Bihar could qualify for meteorological drought if the southwest monsoon does not gain steam within the next 10 days.

The rainfall deficiency in Bihar stands at 23 per cent at present. Meteorological drought is declared in a state when the precipitation deficiency is 30 per cent or above.

The overall rainfall deficiency in the state has come down from 32 per cent in June to 23 per cent in July. But the shortfall for Patna has surged from 16 per cent to 48 per cent in the same period.

The cumulative rainfall deficiency of 23 per cent till July end this year is less than the previous year but slightly more than 2012. The cumulative rainfall deficiency in end-July in 2013 stood at 29 per cent. The shortfall stood at 22 per cent in 2012.

The state received 262mm rainfall in the past 31 days against the normal precipitation of 343mm, leaving a deficiency of 21 per cent. Patna, on the other hand, received 179mm rainfall in July — fourth lowest for the decade.

Weathermen claimed that the there was no pre-monsoon shower this year and the rain started only after the onset of southwest monsoon in the state on July 18. They attributed the deficient rainfall across the state in July to the unfavourable position of the monsoon trough line.

“Bihar receives good monsoon rainfall when the trough line passes across the state. But it passed through lower altitudes in July, mostly over Odisha and Jharkhand. Normally, north-eastern parts of the state receive good rainfall because of the position of the trough line over foothills of Himalayas but this time south-east Bihar experienced comparatively good rainfall because of the trough line’s position,” said Ashish Sen, director, Patna Meteorological Centre.

According to the records available with meteorological centre, only seven out of 38 districts have shown normal monsoon rainfall figures (+/-19 per cent) till July 31. Total 24 districts received deficient rainfall (-20 to -59 per cent) during the same period. Three districts — Buxar, Arwal and Saharsa — received scanty rainfall, recording a deficiency 60 per cent and above. The highest shortfall has been observed in Buxar with 79 per cent less than normal rainfall till date.
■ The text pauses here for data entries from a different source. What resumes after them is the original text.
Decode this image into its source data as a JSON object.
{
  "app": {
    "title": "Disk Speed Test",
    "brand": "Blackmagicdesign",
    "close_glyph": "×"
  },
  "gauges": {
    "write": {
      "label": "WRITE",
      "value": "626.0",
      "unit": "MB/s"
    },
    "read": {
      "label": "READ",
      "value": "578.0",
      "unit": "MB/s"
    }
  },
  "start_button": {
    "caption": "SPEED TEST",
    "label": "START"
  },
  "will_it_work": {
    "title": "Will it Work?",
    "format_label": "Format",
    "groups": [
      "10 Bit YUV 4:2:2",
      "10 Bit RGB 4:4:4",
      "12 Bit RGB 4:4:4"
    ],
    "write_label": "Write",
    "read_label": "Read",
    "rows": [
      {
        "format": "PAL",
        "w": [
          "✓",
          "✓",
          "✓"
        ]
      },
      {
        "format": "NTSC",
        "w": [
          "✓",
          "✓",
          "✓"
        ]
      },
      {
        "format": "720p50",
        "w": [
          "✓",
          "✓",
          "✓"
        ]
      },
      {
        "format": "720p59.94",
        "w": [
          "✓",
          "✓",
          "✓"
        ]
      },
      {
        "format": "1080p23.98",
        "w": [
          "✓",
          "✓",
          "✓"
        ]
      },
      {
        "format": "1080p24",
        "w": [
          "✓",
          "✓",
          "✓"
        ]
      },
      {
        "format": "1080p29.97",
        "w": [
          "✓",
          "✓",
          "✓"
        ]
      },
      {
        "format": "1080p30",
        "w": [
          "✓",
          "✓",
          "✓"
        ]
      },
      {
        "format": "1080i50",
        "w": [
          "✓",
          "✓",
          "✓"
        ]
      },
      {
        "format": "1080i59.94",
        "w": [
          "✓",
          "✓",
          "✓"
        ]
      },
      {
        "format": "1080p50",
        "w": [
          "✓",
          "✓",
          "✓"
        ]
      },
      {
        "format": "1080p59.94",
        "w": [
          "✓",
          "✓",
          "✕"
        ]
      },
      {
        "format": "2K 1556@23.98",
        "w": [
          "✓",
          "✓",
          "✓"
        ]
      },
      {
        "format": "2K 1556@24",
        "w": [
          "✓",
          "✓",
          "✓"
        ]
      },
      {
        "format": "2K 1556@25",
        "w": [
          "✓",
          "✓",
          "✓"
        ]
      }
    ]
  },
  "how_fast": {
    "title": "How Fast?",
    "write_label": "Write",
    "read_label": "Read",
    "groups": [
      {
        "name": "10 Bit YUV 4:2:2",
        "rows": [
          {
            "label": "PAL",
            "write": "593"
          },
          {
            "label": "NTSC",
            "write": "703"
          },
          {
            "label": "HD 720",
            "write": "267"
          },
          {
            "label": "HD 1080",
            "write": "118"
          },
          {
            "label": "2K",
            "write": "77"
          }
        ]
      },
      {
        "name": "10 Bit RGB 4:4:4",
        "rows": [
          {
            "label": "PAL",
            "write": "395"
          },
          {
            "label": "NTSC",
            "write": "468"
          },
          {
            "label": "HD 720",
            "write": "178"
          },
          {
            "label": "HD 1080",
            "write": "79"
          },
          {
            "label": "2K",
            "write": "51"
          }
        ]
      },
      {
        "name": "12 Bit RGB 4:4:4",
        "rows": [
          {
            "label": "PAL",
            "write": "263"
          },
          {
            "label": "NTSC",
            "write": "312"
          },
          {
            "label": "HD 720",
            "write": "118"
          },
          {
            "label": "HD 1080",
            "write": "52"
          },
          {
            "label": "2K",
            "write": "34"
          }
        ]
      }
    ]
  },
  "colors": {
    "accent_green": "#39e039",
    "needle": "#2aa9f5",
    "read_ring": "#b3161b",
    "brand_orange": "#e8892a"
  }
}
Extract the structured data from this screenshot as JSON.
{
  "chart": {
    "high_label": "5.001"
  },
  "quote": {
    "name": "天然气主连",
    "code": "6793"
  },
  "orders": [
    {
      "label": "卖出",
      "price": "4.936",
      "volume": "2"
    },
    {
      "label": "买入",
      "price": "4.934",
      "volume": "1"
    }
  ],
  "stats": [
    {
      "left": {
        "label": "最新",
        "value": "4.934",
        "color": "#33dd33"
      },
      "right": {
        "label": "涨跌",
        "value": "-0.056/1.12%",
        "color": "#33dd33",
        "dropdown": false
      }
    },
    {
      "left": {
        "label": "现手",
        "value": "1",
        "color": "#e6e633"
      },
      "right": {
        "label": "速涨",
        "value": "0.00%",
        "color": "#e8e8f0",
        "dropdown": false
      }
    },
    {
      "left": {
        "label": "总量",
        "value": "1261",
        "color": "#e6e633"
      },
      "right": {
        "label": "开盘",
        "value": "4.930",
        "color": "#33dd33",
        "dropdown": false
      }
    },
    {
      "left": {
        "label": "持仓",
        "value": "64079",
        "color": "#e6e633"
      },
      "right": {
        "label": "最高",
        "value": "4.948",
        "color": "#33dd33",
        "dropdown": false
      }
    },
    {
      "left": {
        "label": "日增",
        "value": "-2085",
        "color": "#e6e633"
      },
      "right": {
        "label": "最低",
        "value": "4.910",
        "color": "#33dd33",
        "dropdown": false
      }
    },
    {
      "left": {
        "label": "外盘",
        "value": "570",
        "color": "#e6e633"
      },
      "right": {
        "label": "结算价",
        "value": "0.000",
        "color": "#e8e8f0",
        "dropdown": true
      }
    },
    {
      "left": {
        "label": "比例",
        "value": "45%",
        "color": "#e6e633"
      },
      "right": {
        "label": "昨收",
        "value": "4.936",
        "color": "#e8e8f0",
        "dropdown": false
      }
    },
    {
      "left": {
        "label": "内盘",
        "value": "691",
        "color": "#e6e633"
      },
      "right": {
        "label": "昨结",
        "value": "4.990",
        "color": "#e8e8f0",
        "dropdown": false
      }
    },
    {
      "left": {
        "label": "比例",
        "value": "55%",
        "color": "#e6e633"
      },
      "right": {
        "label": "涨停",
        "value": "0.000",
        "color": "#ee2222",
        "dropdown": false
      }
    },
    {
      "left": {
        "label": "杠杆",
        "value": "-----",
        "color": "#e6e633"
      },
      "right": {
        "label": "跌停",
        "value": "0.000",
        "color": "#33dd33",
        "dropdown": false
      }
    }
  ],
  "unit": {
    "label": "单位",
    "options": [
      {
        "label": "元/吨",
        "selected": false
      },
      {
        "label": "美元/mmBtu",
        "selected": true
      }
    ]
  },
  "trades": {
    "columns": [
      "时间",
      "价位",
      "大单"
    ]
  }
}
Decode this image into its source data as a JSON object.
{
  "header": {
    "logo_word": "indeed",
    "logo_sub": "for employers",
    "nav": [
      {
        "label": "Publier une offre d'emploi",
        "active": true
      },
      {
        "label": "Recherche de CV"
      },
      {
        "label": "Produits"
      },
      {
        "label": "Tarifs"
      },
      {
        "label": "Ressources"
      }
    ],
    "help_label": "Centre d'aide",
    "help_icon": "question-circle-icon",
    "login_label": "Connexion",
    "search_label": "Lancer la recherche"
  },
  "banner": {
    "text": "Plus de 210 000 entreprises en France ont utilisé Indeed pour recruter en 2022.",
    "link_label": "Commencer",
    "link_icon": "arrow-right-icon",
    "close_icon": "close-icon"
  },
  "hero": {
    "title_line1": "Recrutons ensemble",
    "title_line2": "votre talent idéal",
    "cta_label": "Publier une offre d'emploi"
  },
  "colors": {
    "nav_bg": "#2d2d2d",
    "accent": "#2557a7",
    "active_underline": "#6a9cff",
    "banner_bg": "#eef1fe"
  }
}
In the entire country, only Odisha (2 per cent) and south Karnataka (1 per cent) have received more than normal monsoon rainfall till date. Twenty-one of the 36 meteorological subdivisions in the country have received deficient rainfall. As on July 30, the average monsoon deficiency in the country stood at 23 per cent.

Met experts cited the possible El Nino effect as one of the factors leading to deficient rainfall across the country, including Bihar. “The monsoon current has been mostly weak this year because of El Nino effect. As a result, the cloud formation is also extremely localised and these are not typical monsoon clouds. Thus, deficient rainfall conditions are being observed across the country,” said Pradhan Parthsarthy, secretary, Bihar chapter of India Meteorological Society, and professor at Central University of Bihar.

IMD earlier predicted that there are more than 70 per cent chances of El Nino weather phenomenon hitting monsoon in India this year.

Patna Met office has given forecast of light to moderate rainfall across the state between August 3 and 6. “Many parts of Bihar are expected to receive light rainfall on August 3, followed by light to moderate rainfall from August 4 to August 6. We are expecting the rainfall because the monsoon trough line is expected to pass through Bihar during that time,” said Sen. He claimed that the state could receive normal or 10 per cent less than normal rainfall in August.